Kletterblog & Berggeschichten
Grünstein (2661m) via Riffelrinne (50°, II)
Grünstein (2661m) via Riffelrinne (50°, II)

Grünstein (2661m) via Riffelrinne (50°, II)

Unverhofft kommt oft.

Sagt sich so leicht. Passt auch hin und wieder. Dass dann aber eine Tour, die seit Jahren (wenn nicht sogar Jahrhunderten) auf der Liste steht noch schnell an eine ungeschickt in einen Wochenendtag gelegte Wohnungsbesichtigung angehängt wird, ist eher selten. Dass ein so unerhörten Ausflug auf einen ungespurten und winterlichen Koloss in der Mieminger Kette sich dann auch noch gar so traumhaft entfaltet grenzt fast schon an Frechheit.

Nicht das Ding am Königssee mit dem Klettersteig…

Mit seinen 2661 Metern ist der Grünstein zwar nicht die höchste aber eine der markanteren Berggestalten der Mieminger Kette. Nach Süden präsentiert er eine gewaltige, von Türmen zerfurchte Südflanke ins Oberinntal. Von Norden betrachtet steht er als schroffe Zinne über den blauen Wassern der Instagram-Hotspots um Seebensee, Drachensee und Coburger Hütte. Im Nahbereich letzterer gibt es einige anspruchsvollere Bergziele. Die Tajaköpfe mit ihren Klettersteigen. Der Vordere Drachenkopf etwa, der für viele einen Einstieg in alpinere Berg- und Kraxeltouren darstellt. Oder die kühne Ehrwalder Sonnenspitze, welche ein Teststück für diejenigen sein dürfte, die sich am Drachenkopf bereits zu wohl fühlen und auf größere Unternehmungen hinarbeiten.

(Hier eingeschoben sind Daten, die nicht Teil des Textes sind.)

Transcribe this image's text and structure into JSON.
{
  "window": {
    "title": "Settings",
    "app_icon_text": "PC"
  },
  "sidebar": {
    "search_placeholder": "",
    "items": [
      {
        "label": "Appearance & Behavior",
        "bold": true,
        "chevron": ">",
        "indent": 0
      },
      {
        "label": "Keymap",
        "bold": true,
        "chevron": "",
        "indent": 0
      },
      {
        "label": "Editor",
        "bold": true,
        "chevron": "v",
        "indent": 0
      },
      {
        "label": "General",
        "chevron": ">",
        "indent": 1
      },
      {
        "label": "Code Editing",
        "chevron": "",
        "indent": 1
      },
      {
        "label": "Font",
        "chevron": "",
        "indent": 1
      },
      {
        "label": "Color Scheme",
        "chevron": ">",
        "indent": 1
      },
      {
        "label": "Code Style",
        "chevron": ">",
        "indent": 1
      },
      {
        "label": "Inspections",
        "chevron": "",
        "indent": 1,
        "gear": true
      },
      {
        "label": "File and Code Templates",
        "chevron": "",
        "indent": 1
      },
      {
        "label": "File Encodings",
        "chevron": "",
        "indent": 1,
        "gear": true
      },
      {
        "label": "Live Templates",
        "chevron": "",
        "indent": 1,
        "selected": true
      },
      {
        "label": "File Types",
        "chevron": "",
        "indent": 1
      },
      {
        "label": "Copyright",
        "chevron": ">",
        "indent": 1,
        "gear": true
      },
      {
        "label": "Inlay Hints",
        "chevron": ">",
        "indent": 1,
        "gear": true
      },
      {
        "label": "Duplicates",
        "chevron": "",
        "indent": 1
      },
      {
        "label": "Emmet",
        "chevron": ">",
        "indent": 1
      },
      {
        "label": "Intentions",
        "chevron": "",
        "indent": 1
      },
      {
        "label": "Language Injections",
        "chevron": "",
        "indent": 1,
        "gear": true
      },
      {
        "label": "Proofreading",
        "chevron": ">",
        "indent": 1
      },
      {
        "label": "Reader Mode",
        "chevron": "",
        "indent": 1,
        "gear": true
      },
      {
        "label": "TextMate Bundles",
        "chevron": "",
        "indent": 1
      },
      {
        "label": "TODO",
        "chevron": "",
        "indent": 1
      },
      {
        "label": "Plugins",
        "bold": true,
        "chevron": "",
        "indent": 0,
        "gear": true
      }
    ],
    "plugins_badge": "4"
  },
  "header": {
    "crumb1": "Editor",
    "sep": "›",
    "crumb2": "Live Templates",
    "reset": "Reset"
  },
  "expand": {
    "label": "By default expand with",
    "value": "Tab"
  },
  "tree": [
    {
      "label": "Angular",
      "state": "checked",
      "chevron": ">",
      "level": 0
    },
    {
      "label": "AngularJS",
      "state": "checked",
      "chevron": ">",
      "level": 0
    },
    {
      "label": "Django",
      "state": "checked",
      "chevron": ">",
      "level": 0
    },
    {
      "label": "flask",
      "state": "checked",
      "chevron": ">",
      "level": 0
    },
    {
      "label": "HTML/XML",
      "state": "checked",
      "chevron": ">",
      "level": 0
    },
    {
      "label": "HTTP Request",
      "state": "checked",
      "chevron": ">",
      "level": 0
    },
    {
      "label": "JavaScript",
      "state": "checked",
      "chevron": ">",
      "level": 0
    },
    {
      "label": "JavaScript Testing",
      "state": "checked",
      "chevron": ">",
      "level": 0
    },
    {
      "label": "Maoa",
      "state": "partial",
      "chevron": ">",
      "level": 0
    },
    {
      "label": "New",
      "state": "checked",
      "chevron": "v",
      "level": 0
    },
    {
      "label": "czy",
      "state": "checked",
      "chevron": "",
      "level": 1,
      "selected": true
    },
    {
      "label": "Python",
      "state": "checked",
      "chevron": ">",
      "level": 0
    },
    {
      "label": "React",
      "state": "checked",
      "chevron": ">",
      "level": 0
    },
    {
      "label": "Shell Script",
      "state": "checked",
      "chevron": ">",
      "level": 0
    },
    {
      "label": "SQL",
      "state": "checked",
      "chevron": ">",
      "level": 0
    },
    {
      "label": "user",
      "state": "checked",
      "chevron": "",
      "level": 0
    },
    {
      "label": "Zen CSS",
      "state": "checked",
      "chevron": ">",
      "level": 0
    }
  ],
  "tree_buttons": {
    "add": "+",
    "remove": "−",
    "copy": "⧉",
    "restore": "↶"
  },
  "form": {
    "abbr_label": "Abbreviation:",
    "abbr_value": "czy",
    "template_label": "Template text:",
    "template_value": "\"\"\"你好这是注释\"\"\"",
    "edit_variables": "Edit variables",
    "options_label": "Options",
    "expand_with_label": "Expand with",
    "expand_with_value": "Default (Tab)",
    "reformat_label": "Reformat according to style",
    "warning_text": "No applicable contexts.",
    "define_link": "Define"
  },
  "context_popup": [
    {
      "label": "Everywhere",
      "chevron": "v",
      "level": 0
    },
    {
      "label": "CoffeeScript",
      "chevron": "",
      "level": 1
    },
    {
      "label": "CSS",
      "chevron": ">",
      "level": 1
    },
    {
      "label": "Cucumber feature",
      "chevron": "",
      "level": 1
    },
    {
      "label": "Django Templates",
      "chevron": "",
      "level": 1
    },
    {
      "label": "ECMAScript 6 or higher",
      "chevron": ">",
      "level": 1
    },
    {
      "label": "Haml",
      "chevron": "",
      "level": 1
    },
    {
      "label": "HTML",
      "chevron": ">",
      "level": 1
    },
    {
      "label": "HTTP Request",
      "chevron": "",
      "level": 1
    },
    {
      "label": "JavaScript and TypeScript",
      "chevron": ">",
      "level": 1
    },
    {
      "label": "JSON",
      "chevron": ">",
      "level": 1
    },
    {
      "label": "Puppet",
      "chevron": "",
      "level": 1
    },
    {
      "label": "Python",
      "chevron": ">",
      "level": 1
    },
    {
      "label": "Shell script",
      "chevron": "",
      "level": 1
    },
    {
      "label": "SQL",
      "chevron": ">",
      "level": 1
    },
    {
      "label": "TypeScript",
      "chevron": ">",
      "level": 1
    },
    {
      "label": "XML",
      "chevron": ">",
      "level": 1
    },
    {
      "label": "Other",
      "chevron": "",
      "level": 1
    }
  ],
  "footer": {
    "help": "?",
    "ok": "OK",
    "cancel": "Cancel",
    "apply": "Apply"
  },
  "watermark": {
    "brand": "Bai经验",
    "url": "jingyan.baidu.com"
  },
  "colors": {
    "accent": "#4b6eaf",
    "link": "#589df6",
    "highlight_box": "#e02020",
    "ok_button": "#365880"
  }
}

All diese Berge haben aber gemein, dass sie dem eigentlichen Hauptkamm der Mieminger Kette vorgelagert sind. Und obwohl die den Hauptkamm bildenden Gipfel wie Grünstein, Wampeter Schrofen und Marienbergspitzen per Luftlinie kaum weiter von Hütte oder E-Bike-Parkplatz entfernt sind, wird es dort schlagartig unverhältnismäßig still und ernst: Wer sich schon mal mit den Gipfeln des Hauptkamms beschäftigt hat weiß, dass hier die Karten neu gemischt werden. Alles zwischen Hochplattig im Osten und dem Wampeter Schrofen im Westen ist wild und weitestgehend unerschlossen. Steige und Normalwege – sofern es sie gibt – kratzen am oberen Rand dessen was mit der T-Skala abgedeckt wird. Die Kletterei kann entweder bombenfest oder absurd(!) brüchig sein und präsentiert beide Aggregatzustände gerne innerhalb weniger Meter.

Die Riffelrinne

Das ist auch direkt einer der Gründe, warum der Grünstein für mich immer eine Wintertour war. Ich wollte das anwenden, was auch schon bei der Östlichen Marienbergspitze oder der Tiefkarspitze im benachbarten Karwendelgebirge funktioniert hat: Den Bruch mit Schnee kaschieren und mit Pickel und Steigeisen auf eine Fortbewegungsweise setzen, die mir viel mehr Freude macht als Geröll, Schotter und brüchige Griffe und Tritte. Von vielen gangbaren Rinnen, die sich an diesem Berg im Winter ausprägen ist die Riffelrinne wahrscheinlich die einfachste und offensichtlichste. Ihrem Verlauf folgt man auch im Sommer, wenn man auf dem Weg des geringsten Widerstandes zum Gipfel des Grünstein gelangen möchte. Und weil sie – abgesehen von einem verwinkelten Einstieg – ganz schön weitläufig ist, wird sie oft sogar als Riffeltal bezeichnet und erhält ihren Namen von 4 markanten, kleinen Felszinnen oberhalb des Anstiegs. Man könnte sie in großen Teilen sogar auf Skiern abfahren…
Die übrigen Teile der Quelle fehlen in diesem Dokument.